We are continuing our discussion of eukaryotic genome evolution based on Dan Graur’s “Molecular and Genome Evolution”. In this post, we look at two key measures - genome size and gene size.
1. Is there any pattern in the genome sizes of the eukaryotes?
The ratio of sizes of the largest and the smallest known eukaryotic genomes is 400,000 (Table 11.2 of “Molecular and Genome Evolution”). Japanese plant Paris japonica holds the record for the largest genome (150Gb), whereas the nucleomorph of Bigellowiella natans has the smallest genome (373Kb). Outside the nucleomorphs, the genomes of microsporidiae are the smallest (E. cuniculi - 2.5Mb, E. intestinalis - 2.3Mb).
It is noteworthy that even for closely related organisms the genome sizes can vary by orders of magnitude. For example, the ratio of the largest to smallest genome size is 15,204 for green plants and 6,642 for animals. Within animals, the ratio is 380-fold for bony fish, 188-fold for insects and 342-fold for flatworms.
Analysis of thousands of available genome sizes show no evidence that the ‘simple’ organisms have smaller genome than the ‘complex’ organisms. This is known as c-value paradox. Complexity of an organism is defined by the number of distinct cell types.
2. Is there any pattern in the gene counts of the eukaryotes?
The ratio of the highest to the lowest protein-coding gene count in various eukaryotic organisms is about 300, which is substantially lower than the difference in genome sizes. Moreover, for most animals, the gene counts ranges between 15,000 to 35,000 despite genome size changing by many orders of magnitudes.
There is no evidence that more complex organisms have higher counts of protein-coding genes. This is known as G-value paradox.

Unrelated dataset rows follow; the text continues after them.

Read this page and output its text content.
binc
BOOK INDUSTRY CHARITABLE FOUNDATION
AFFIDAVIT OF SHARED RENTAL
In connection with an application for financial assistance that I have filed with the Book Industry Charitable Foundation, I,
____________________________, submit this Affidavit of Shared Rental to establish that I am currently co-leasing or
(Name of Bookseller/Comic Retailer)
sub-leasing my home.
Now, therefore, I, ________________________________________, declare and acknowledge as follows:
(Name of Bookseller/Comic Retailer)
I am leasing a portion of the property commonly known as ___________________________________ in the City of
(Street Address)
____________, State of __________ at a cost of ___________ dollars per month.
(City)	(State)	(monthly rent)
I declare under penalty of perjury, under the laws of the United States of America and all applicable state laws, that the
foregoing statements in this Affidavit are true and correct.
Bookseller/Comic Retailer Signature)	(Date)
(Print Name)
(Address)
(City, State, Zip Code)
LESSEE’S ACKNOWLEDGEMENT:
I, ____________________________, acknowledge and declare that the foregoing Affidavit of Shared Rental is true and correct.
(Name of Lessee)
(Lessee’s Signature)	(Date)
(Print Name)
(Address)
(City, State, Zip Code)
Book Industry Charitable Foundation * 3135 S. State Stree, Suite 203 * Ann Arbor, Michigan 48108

Potato (Solanum tuberosum) and Apple (M. domestica) genomes has two and three times as many protein-coding genes as the human genome. Among two well-studied organisms at the cell level, worm C. elegans has only ~1000 cells, whereas fruitfly D. melanogaster has nearly 10^8 cells. However, C. elegans genome contains 6,500 more protein-coding genes than D. melanogaster.

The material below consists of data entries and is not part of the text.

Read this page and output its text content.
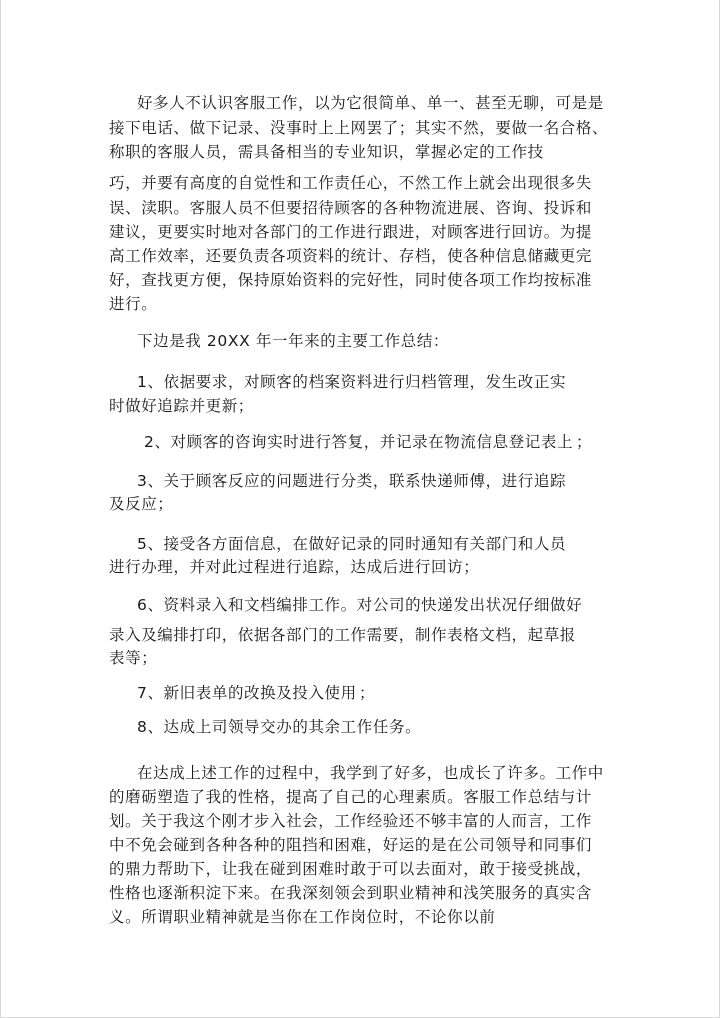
好多人不认识客服工作，以为它很简单、单一、甚至无聊，可是是
接下电话、做下记录、没事时上上网罢了；其实不然，要做一名合格、
称职的客服人员，需具备相当的专业知识，掌握必定的工作技
巧，并要有高度的自觉性和工作责任心，不然工作上就会出现很多失
误、渎职。客服人员不但要招待顾客的各种物流进展、咨询、投诉和
建议，更要实时地对各部门的工作进行跟进，对顾客进行回访。为提
高工作效率，还要负责各项资料的统计、存档，使各种信息储藏更完
好，查找更方便，保持原始资料的完好性，同时使各项工作均按标准
进行。
下边是我 20XX 年一年来的主要工作总结：
1、依据要求，对顾客的档案资料进行归档管理，发生改正实
时做好追踪并更新；
2、对顾客的咨询实时进行答复，并记录在物流信息登记表上 ；
3、关于顾客反应的问题进行分类，联系快递师傅，进行追踪
及反应；
5、接受各方面信息，在做好记录的同时通知有关部门和人员
进行办理，并对此过程进行追踪，达成后进行回访；
6、资料录入和文档编排工作。对公司的快递发出状况仔细做好
录入及编排打印，依据各部门的工作需要，制作表格文档，起草报
表等；
7、新旧表单的改换及投入使用 ；
8、达成上司领导交办的其余工作任务。
在达成上述工作的过程中，我学到了好多，也成长了许多。工作中
的磨砺塑造了我的性格，提高了自己的心理素质。客服工作总结与计
划。关于我这个刚才步入社会，工作经验还不够丰富的人而言，工作
中不免会碰到各种各种的阻挡和困难，好运的是在公司领导和同事们
的鼎力帮助下，让我在碰到困难时敢于可以去面对，敢于接受挑战，
性格也逐渐积淀下来。在我深刻领会到职业精神和浅笑服务的真实含
义。所谓职业精神就是当你在工作岗位时，不论你以前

Mechanisms for Genome Evolution
Above observations regarding the evolution of genomes and genes can be explained by two processes.
The changes in physical characteristics of the organism are supported by an increase or decrease in the number of genes, but that connection between genes and phenotypes is better explained by a Rube Goldberg machine than a precisely engineered machine. New genes for this Rube Goldberg machine are mostly created by gene duplication, whole genome duplication and loss of function. Therefore, the gene count within the genomes do not change by a large degree.
In parallel, the entire genome gets bombarded by transposons. These parasitic elements move around the genome by creating many copies, and that is the primary mechanism for the increase in genome sizes. As long as that copy-and-paste process is not deleterious, they do not get removed by selection.
Immune genes in jawed vertebrates (including humans) are unlike other protein-coding genes, because a single gene sequence on the genome can code for millions of different proteins. This protein “diversity” helps in the recognition of various attackers, thus making adaptive immunity possible.
It has been shown that Rag1 and Rag2 genes, which are the key mediators of the process, came from transposable elements. This is an interesting demonstration of two processes of genome evolution interacting to provide an evolutionary benefit to the jawed vertebrates.
In the following posts of this series, we will discuss what this reference to “Rube Goldberg” machine and neutral evolution mean. Also, we will discuss other genomic characteristics - chromosome count, distribution of genes within chromosomes, GC content, etc.